Tyler whirled around. His face, red. His fists, tight. I gulped.
“Goddamnit, Katie. Jealous of what?”
I said nothing. I opened my lips to speak, but nothing came out.
“Jealous of what, Katie?”
I breathed. I tried to breathe. Maybe if I breathed, I could speak. But no.
He shook his head, and then he ducked out the door, and then he was gone. I stood there, trembling, wondering why I couldn’t have just answered his question. Wondering why, as I settled back into my chair, as a grinning Danny slid his hand up my leg and ordered a second bottle of wine, I hadn’t just told him what we both already knew.
44
Tyler
I slammed the door to the cottage shut so forcefully it shook the pictures on the wall. What was I doing here? What did I think was going to happen? Did I honestly believe I was going to turn back time? Did I really think I could be Katie’s friend? Pretend I didn’t care that another guy was sliding his hand up her thigh and taking her home? Pretend it didn’t kill me, realizing that the story we were writing was nothing more than a fucking fairy tale? That every goddamn trope on Katie’s twenty-page list wouldn’t have been enough to give a guy like me a second chance at a girl like her?
I started packing up my shit. I was throwing boxers and notepads and loose socks into my backpack. My sweatshirt. My phone charger. My toothbrush. Everything, and as fast as I could. I did not belong here. This whole summer had been a mistake. A reopening of a wound that was never going to heal. Of a hundred other traumas that should’ve been kept asleep.
When I was done, when all my crap was in my bag, I closed the door to the cottage, sat on the foot of a lounge chair on the pool deck, and shut my eyes. The past two months played back. Katie’s face, the minute I walked through that café door. The tremble in her voice the following morning, telling me to go. The light in her eyes, teaching me to write a different kind of story. The way the days and weeks had started to melt into each other. How I never wanted the work to stop. How I would’ve written every minute ofevery hour of every day if it meant we could just sit there, laughing like we used to.
But none of it mattered. Nothing was ever going to change. We could not be friends. We could barely be colleagues. It was too much to ask, and I had known it from the start. I had known, and then I had tested the truth anyway because I had to see it for myself. The fallout of what I’d done. And now, sitting here, left with no choice but to turn my back on the two things in my life that seemed like they might be good, I let out a single, quiet—
“Hey.”
I looked up.
“Where—where’s Danny?”
“I ended it.”
“Wh-why?”
She took a step closer. Her mascara, dripping down her face. Her dress, sliding off her shoulder. Her too-strappy, too-studded sandals, dangling in her hands. She was the most beautiful thing I’d ever seen.
“Because,” she said, “he’s an asshole.”
“And you,” I said, “don’t like assholes.”

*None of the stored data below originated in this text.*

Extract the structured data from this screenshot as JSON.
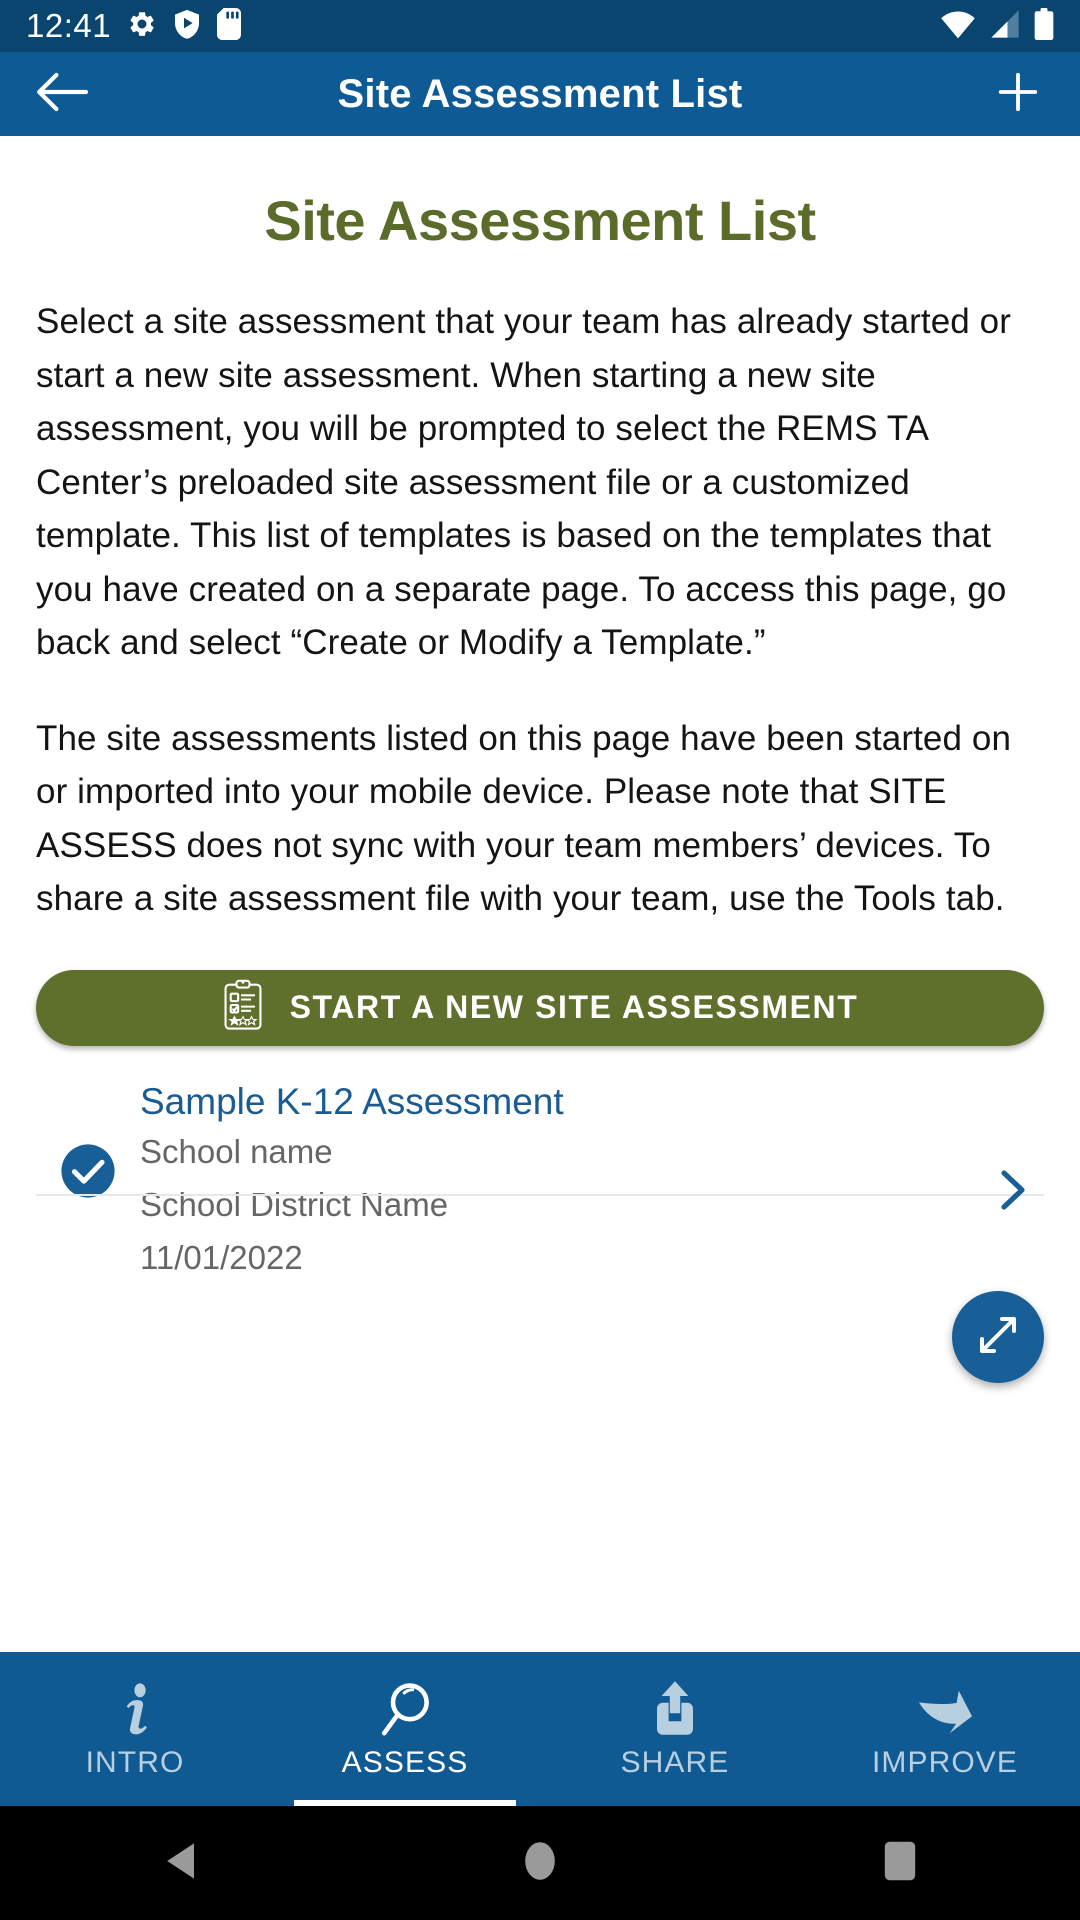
{
  "status_bar": {
    "time": "12:41",
    "icons_left": [
      "gear-icon",
      "shield-play-icon",
      "sd-card-icon"
    ],
    "icons_right": [
      "wifi-icon",
      "cellular-signal-icon",
      "battery-icon"
    ],
    "background_color": "#0a4570"
  },
  "app_bar": {
    "title": "Site Assessment List",
    "back_icon": "back-arrow-icon",
    "add_icon": "plus-icon",
    "background_color": "#0d5a94"
  },
  "main": {
    "page_title": "Site Assessment List",
    "page_title_color": "#5b6b2a",
    "paragraphs": [
      "Select a site assessment that your team has already started or start a new site assessment. When starting a new site assessment, you will be prompted to select the REMS TA Center’s preloaded site assessment file or a customized template. This list of templates is based on the templates that you have created on a separate page. To access this page, go back and select “Create or Modify a Template.”",
      "The site assessments listed on this page have been started on or imported into your mobile device. Please note that SITE ASSESS does not sync with your team members’ devices. To share a site assessment file with your team, use the Tools tab."
    ],
    "cta": {
      "label": "START A NEW SITE ASSESSMENT",
      "icon": "clipboard-checklist-icon",
      "background_color": "#5f6f2c"
    },
    "list": [
      {
        "title": "Sample K-12 Assessment",
        "school_name": "School name",
        "district_name": "School District Name",
        "date": "11/01/2022",
        "check_icon": "check-circle-icon",
        "chevron_icon": "chevron-right-icon",
        "selected": true
      }
    ],
    "fab": {
      "icon": "expand-diagonal-icon",
      "background_color": "#175f96"
    }
  },
  "tab_bar": {
    "background_color": "#105a94",
    "active_index": 1,
    "tabs": [
      {
        "label": "INTRO",
        "icon": "info-italic-icon"
      },
      {
        "label": "ASSESS",
        "icon": "magnifier-icon"
      },
      {
        "label": "SHARE",
        "icon": "share-upload-icon"
      },
      {
        "label": "IMPROVE",
        "icon": "curved-arrow-icon"
      }
    ]
  },
  "nav_bar": {
    "buttons": [
      {
        "icon": "android-back-icon"
      },
      {
        "icon": "android-home-icon"
      },
      {
        "icon": "android-recents-icon"
      }
    ]
  }
}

She nodded, coming closer, dropping her shoes to the stone. She was standing between my trembling knees, tracing the links of my watch, biting her bottom lip.
“Except for you,” she said.
“Except for me,” I said, rising to my feet. Our bodies, inches apart. Her fingers, light and tentative around my wrist, but dropping now, steadying into the palm of my hand and lingering for a single, eye-crinkling second before hooking themselves into my belt loop. My pulse was pounding.
She tugged me forward, her mouth wet and her eyes wide as she took one, two, three steps back. Behind her, the pool glowed turquoise.
“What are you doing?” I said.
“Leveraging the setting.”
I laughed. She took another step backward and into the water—onto the pool’s first stair. She was still in her dress, still chewing her lip. Her fingers were circling the buttons on my jeans, slowly unfastening each one and then exploring the swell of cotton she’d found below. She tugged again on the denim.
“Katie,” I said.
“Take those off,” she said.
I nodded, muttering, making quick work of my pants, my shirt, my glasses as she stood there, watching. I stepped in after her, and then her hands were in mine, and I was so fucking hard, and she was halfway down the stairs and facing me, the water at her knees, guiding me deeper and deeper into the soft, cool blue.